The process was surprisingly quick and easy.  The recipe below is faithful to the original but also open to being adapted.  I decided to halve the recipe since it was all a bit of an experiment and put the leftover berries in the freezer.  I also discovered that I didn’t have enough sugar or the right sort so ended up reducing the sugar amount by a third which suited my healthy sensibilities.  You may not know this...but jam contains A LOT of sugar.  Watching the sheer amount of the stuff as I weighed it out on the scales was scary.   I ended up using half granulated brown sugar and half demerara.  The end result didn’t seem to suffer for this.  In fact my husband, who never eats jam unless a scone is involved, became a jam eating monster.  I’d never seen him consume so much jam on toast.
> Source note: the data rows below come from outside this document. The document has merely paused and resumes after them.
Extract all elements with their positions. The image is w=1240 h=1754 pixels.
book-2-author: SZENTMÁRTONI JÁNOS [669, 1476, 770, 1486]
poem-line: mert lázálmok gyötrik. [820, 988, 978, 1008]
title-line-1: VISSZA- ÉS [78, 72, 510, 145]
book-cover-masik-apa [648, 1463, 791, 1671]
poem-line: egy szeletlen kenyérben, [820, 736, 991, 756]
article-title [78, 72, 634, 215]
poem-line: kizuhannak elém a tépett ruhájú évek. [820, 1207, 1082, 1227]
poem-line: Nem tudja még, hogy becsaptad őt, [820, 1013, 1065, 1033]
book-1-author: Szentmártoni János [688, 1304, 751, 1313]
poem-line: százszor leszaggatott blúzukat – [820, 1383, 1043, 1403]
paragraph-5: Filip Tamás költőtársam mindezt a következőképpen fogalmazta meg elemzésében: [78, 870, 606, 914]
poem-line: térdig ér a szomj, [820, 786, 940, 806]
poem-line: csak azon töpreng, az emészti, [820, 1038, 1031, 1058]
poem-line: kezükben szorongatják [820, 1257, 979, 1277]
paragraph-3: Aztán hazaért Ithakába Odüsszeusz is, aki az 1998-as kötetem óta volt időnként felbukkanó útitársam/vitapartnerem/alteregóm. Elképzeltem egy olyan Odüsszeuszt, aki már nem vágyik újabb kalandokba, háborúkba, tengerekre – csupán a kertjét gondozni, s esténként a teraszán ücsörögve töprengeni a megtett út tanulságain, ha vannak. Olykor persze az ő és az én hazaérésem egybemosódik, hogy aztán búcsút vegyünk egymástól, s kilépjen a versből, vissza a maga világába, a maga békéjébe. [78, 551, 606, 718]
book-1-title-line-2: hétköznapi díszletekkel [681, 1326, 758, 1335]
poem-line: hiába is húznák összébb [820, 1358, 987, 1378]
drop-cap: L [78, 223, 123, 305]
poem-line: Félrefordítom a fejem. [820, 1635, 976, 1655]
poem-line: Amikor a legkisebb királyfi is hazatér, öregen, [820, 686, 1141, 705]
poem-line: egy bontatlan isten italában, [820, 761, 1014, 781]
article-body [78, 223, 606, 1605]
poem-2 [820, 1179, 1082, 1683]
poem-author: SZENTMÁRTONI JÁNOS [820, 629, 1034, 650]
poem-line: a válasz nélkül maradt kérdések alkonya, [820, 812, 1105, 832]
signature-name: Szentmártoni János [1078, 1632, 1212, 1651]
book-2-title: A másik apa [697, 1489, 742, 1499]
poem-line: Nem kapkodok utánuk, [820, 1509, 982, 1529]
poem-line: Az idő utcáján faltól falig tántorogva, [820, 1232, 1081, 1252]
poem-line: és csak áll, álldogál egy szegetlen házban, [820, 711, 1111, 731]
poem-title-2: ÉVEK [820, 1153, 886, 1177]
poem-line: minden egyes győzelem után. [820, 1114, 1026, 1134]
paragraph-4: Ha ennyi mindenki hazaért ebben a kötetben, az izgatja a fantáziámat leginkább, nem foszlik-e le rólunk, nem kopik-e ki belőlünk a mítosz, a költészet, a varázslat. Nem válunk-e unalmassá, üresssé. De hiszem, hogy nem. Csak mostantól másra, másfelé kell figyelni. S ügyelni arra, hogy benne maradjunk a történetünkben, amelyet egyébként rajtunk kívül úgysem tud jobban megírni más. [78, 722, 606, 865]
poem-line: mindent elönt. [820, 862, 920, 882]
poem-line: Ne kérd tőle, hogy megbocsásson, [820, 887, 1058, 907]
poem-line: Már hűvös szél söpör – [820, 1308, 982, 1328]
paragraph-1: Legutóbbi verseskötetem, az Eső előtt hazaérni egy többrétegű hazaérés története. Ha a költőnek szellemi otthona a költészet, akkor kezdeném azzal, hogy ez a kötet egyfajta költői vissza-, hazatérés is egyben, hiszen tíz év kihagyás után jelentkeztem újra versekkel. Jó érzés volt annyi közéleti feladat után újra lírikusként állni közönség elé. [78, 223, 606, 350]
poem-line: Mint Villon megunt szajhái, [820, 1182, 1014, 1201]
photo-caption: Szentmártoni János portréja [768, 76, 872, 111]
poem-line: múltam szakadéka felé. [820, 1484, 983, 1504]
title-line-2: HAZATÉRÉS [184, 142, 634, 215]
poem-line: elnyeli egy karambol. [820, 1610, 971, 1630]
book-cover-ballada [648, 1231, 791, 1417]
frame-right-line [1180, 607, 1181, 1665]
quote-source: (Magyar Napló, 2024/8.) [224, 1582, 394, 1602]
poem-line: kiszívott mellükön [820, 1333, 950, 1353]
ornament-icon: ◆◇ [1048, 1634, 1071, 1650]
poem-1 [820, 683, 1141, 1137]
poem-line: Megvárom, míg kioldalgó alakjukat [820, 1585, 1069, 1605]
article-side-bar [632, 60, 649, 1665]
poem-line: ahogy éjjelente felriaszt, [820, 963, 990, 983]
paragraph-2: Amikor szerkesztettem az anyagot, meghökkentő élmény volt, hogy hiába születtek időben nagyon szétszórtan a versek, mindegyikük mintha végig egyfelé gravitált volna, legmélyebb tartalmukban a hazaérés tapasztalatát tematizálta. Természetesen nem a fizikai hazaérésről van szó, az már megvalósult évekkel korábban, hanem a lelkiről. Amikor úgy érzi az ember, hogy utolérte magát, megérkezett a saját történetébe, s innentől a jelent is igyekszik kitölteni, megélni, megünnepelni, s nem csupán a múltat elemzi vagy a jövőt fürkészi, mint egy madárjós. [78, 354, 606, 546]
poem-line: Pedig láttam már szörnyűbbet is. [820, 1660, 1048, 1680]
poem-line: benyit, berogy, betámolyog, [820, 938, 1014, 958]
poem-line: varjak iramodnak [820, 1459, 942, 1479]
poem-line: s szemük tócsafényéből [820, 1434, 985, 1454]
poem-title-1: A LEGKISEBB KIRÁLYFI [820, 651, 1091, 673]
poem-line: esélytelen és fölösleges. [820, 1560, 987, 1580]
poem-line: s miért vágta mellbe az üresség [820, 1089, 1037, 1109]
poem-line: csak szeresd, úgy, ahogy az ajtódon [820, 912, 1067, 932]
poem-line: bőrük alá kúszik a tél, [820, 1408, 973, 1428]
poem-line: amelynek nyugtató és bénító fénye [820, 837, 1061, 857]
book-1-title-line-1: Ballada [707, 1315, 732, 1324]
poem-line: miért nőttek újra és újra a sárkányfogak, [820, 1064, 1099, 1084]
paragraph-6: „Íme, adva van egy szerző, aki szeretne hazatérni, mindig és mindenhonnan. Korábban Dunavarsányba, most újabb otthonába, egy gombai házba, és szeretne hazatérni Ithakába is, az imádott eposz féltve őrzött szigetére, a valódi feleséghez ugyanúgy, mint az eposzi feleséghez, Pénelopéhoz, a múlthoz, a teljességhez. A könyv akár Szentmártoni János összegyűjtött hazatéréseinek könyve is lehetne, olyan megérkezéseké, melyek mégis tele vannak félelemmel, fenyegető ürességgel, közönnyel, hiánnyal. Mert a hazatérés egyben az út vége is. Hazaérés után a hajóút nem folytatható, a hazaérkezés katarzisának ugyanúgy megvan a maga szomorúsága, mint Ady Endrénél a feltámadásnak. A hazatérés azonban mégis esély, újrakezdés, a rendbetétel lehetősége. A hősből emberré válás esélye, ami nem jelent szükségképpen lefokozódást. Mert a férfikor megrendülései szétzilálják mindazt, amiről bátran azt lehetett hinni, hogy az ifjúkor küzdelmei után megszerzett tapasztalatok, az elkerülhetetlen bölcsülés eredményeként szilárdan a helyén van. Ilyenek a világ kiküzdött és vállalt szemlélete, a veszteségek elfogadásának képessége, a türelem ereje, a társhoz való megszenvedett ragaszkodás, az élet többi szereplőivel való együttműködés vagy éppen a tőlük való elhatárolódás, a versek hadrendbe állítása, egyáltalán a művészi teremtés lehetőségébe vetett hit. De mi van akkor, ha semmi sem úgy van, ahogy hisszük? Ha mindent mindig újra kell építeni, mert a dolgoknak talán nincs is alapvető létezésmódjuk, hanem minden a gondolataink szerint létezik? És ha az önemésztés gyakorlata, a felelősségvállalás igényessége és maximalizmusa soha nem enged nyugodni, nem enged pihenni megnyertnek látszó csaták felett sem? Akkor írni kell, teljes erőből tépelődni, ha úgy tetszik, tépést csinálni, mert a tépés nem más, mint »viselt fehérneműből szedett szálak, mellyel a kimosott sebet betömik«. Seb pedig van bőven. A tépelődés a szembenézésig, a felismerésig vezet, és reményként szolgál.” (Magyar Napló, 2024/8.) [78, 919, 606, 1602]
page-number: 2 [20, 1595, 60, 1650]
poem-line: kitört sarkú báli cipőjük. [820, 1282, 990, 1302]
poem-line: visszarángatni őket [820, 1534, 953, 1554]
Makes 1.2 litres/4 jam jars
900g/2lb fruit
900g/2lb sugar
1 ½ tbsp lemon juice
Put the blackberries in to a heavy based saucepan or if you are really flash a preserving pan.
Add 50ml of water and 1 ½ tbsp of lemon juice.  Bring to the boil.
Simmer for 15 minutes until the fruit is soft.
Pour in the sugar and stir over a low heat until it has dissolved then turn up the heat to bring it to a full rolling boil for about 15 minutes.  Do not stir until the setting point of 105°C is reached.  (I ended up boiling mine for about 20 minutes before reaching setting point.  You may find yours takes a longer or shorter time.)
Remove the pan from the heat and skim off any excess scum.  Leave for about 15 minutes before pouring in to sterilized jars, label and seal.
Some extra notes:
I don’t have a jam thermometer so I used the frozen plate method.  Place a plate in the freezer until it is nice and cold.  To test if your jam has reached setting point remove the plate from the freezer, take a small dollop of jam from your boiling pot and drop it onto the plate, if it sets then it’s ready, if it remains runny then keep boiling the jam and try again in a few minutes.  I found this took several attempts.
I am not an expert on sterilizing jars.  You can find many different methods by looking this up online.  I’d hate to think I’d given you rogue jam jar sterilizing advice.